A little break is always a good thing. In this case, my mid-summer hiatus has been a welcome reprieve. Almost two weeks ago, those of us whose summer job was to grade the thousands of standardized tests worked ourselves out of a job (my mom came up with that, isn’t she clever?). So upon finishing my part of the grading, I packed my suitcase, loaded my car, and headed for my favorite place on this side of heaven – Pinecrest Camp. 🙂 I’ve been a counselor for the teen choir and orchestra the past 4 of 5 years, but because I thought my summer employment would occupy me through the end of July rather than mid-June, I declined the offer to counsel again this summer. But with the change in my schedule, I decided to catch what I could of the week known as Campmeeting. In many ways, I was able to enjoy the mid-week services with less pressure than I normally would have. And though I hadn’t played my saxophone since last year’s Campmeeting, I blew the dust off of it (almost literally) and picked up where I left off. It’s like riding a bike. 🙂 On Friday afternoon, I found a wicker chair on the porch of one of the chapels and relished the peaceful sights and sounds of the campground. (Note new profile picture). Learning lessons that God is a verb, not a noun, that He wants me to ARRIVE, not just show up, and the reality of living a Holy life were embodiments of God’s promise to draw near me when I drew near to Him, which I felt closely during my few days of retreat.

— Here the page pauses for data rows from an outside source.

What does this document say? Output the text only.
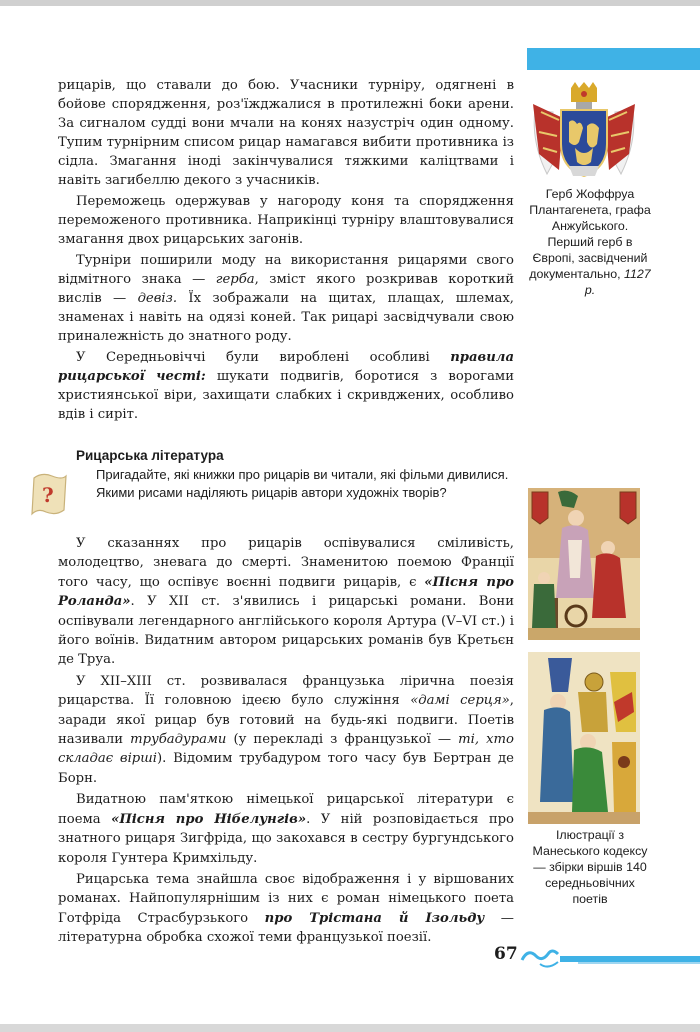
Герб Жоффруа Плантагенета, графа Анжуйського. Перший герб в Європі, засвідчений документально, 1127 р.

рицарів, що ставали до бою. Учасники турніру, одягнені в бойове спорядження, роз'їжджалися в протилежні боки арени. За сигналом судді вони мчали на конях назустріч один одному. Тупим турнірним списом рицар намагався вибити противника із сідла. Змагання іноді закінчувалися тяжкими каліцтвами і навіть загибеллю декого з учасників.

Переможець одержував у нагороду коня та спорядження переможеного противника. Наприкінці турніру влаштовувалися змагання двох рицарських загонів.

Турніри поширили моду на використання рицарями свого відмітного знака — герба, зміст якого розкривав короткий вислів — девіз. Їх зображали на щитах, плащах, шлемах, знаменах і навіть на одязі коней. Так рицарі засвідчували свою приналежність до знатного роду.

У Середньовіччі були вироблені особливі правила рицарської честі: шукати подвигів, боротися з ворогами християнської віри, захищати слабких і скривджених, особливо вдів і сиріт.

Рицарська література
?
Пригадайте, які книжки про рицарів ви читали, які фільми дивилися. Якими рисами наділяють рицарів автори художніх творів?

У сказаннях про рицарів оспівувалися сміливість, молодецтво, зневага до смерті. Знаменитою поемою Франції того часу, що оспівує воєнні подвиги рицарів, є «Пісня про Роланда». У XII ст. з'явились і рицарські романи. Вони оспівували легендарного англійського короля Артура (V–VI ст.) і його воїнів. Видатним автором рицарських романів був Кретьєн де Труа.

У XII–XIII ст. розвивалася французька лірична поезія рицарства. Її головною ідеєю було служіння «дамі серця», заради якої рицар був готовий на будь-які подвиги. Поетів називали трубадурами (у перекладі з французької — ті, хто складає вірші). Відомим трубадуром того часу був Бертран де Борн.

Видатною пам'яткою німецької рицарської літератури є поема «Пісня про Нібелунгів». У ній розповідається про знатного рицаря Зигфріда, що закохався в сестру бургундського короля Гунтера Кримхільду.

Рицарська тема знайшла своє відображення і у віршованих романах. Найпопулярнішим із них є роман німецького поета Готфріда Страсбурзького про Трістана й Ізольду — літературна обробка схожої теми французької поезії.

Ілюстрації з Манеського кодексу — збірки віршів 140 середньовічних поетів
67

After leaving Pinecrest, I headed south to spend time with my folks. My dad’s side of the family had a reunion over the later part of the weekend, and I joined in on the family togetherness on Sunday morning. Dad volunteered me to sing and play piano, but I didn’t mind so much. 🙂 The rest of the week went just exactly as I hoped – I earned my keep while at mom and dad’s! Their garden is literally blooming with wonderful produce, so I was able to help pick green beans, snap, and later can them for us to eat throughout the year, along with picking green bell peppers, yellow squash, okra, and cucumbers. We’ll hopefully have fresh corn on the cob soon, too. When visiting my grandma, we picked plums and peaches in her backyard – the plums are preserved in the form of jelly, which makes my toast all the more happier throughout the year. Just before the 4th we managed an overnight trip to Branson and saw the group SIX in concert. Six brothers, with no backing band, providing ALL the vocal sounds, and a tremendously high energy show made it a lot of fun! Even though we were there near the holiday weekend, we could tell that the suffering economy and high gas prices are really effecting the tourist flow that is usually the summer norm in Branson.

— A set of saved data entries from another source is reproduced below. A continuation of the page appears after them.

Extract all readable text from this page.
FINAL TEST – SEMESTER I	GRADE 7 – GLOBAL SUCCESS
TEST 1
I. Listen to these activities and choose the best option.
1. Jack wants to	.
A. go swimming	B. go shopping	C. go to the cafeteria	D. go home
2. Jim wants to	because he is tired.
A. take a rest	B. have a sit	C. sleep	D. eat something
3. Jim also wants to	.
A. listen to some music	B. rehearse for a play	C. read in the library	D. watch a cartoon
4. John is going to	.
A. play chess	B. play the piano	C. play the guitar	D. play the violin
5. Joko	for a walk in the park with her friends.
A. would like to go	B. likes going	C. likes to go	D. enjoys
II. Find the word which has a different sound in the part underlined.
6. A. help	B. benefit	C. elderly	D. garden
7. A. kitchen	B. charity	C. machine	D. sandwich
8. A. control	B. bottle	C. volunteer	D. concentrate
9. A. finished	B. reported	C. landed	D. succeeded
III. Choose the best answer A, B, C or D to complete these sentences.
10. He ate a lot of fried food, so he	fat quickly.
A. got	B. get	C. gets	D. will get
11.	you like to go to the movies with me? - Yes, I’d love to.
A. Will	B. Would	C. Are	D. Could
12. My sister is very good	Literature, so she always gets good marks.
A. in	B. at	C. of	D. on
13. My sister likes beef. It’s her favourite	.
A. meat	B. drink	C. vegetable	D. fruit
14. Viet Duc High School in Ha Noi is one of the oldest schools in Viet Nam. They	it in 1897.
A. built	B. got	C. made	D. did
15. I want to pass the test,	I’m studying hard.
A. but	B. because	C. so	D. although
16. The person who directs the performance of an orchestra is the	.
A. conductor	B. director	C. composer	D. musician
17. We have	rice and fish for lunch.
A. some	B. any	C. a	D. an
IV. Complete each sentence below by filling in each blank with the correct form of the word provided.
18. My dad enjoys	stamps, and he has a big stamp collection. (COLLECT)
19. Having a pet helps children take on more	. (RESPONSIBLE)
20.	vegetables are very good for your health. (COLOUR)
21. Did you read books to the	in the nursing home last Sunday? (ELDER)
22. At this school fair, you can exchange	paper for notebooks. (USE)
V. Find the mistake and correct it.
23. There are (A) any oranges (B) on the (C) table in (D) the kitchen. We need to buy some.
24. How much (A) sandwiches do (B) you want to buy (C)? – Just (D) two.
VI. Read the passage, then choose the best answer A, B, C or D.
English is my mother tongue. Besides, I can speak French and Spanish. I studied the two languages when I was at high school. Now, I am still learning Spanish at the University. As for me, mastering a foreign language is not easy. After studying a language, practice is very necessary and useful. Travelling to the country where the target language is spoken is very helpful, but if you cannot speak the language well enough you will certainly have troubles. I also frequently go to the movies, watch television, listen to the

I must say, the 4th of July is my second favorite holiday and in my opinion, it’s the summer equivalent of Christmas, minus the presents and baby Jesus, of course. What other time of the summer do you have the excuse to wear holiday-themed clothes, go to parades, get off of work, eat watermelon (though I don’t really care for it), and shoot off fireworks? We were fortunate to see not only one, but TWO town fireworks displays this year – one with mom and dad’s church family, and one with our own family. I attempted taking pictures, but it’s so hard to capture them when they’re in their colorful glory. Regardless, check out my photo blog for some vacation hiatus photos that visually capture the past few weeks.
My pastor reminded us this morning that God promises freedom – John 8:31-32. Something he said really stood out to me, “there is a difference between believing THAT something is true versus believing IN something that is true.” Ultimately being a modern-day disciple of Jesus leads to His truth. I’m reminded of the shirt Sally used to have when were were in college that said, “I believe in God. And He believes in me.” Yes and amen.

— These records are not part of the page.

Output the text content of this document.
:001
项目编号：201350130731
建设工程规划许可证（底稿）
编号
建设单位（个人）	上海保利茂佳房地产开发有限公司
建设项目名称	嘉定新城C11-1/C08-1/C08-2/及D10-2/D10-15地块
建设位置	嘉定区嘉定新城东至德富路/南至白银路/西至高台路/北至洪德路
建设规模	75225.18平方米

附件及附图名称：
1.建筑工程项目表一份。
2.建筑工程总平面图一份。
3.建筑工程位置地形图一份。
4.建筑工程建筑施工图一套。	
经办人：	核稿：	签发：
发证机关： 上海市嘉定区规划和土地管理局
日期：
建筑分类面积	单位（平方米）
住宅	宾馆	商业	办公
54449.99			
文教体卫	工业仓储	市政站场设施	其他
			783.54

On the book front, this past week I finished Mark Twain’s classic “The Adventures of Tom Sawyer” and Stephenie Meyer’s “Twilight.” I can’t honestly say that I ever read “Tom Sawyer” from cover to cover before now, so this was a good exercise for me in enjoying the older vernacular Twain employed for Tom, Huck, Injun Joe, Becky Thatcher, and Aunt Polly. As for “Twilight,” oh my goodness. I had heard about this new vampire-themed series by Meyer, saw that they have been on best seller lists, and after hearing some rave reviews, borrowed it from one of my new MLS friends before leaving town. She told me it would be addictive…boy was she right! Harry Potter move over – this is the new wave of teen literature that I couldn’t put down. (How’s that for a pitch?) Now I need to borrow “New Moon!” Before leaving mom & dad’s I also frequented my favorite used book store and bought “From the Mixed-Up Files of Mrs. Basil E. Frankweiler” by E.L. Konigsburg for $1.87. What a bargain! It was definitely a pre-teen favorite of mine, which can now be added to my growing library of favorites/Newberry medal winners. As I ponder my direction in the MLS program, I just might have to become a young-adult librarian…I kind of like that idea.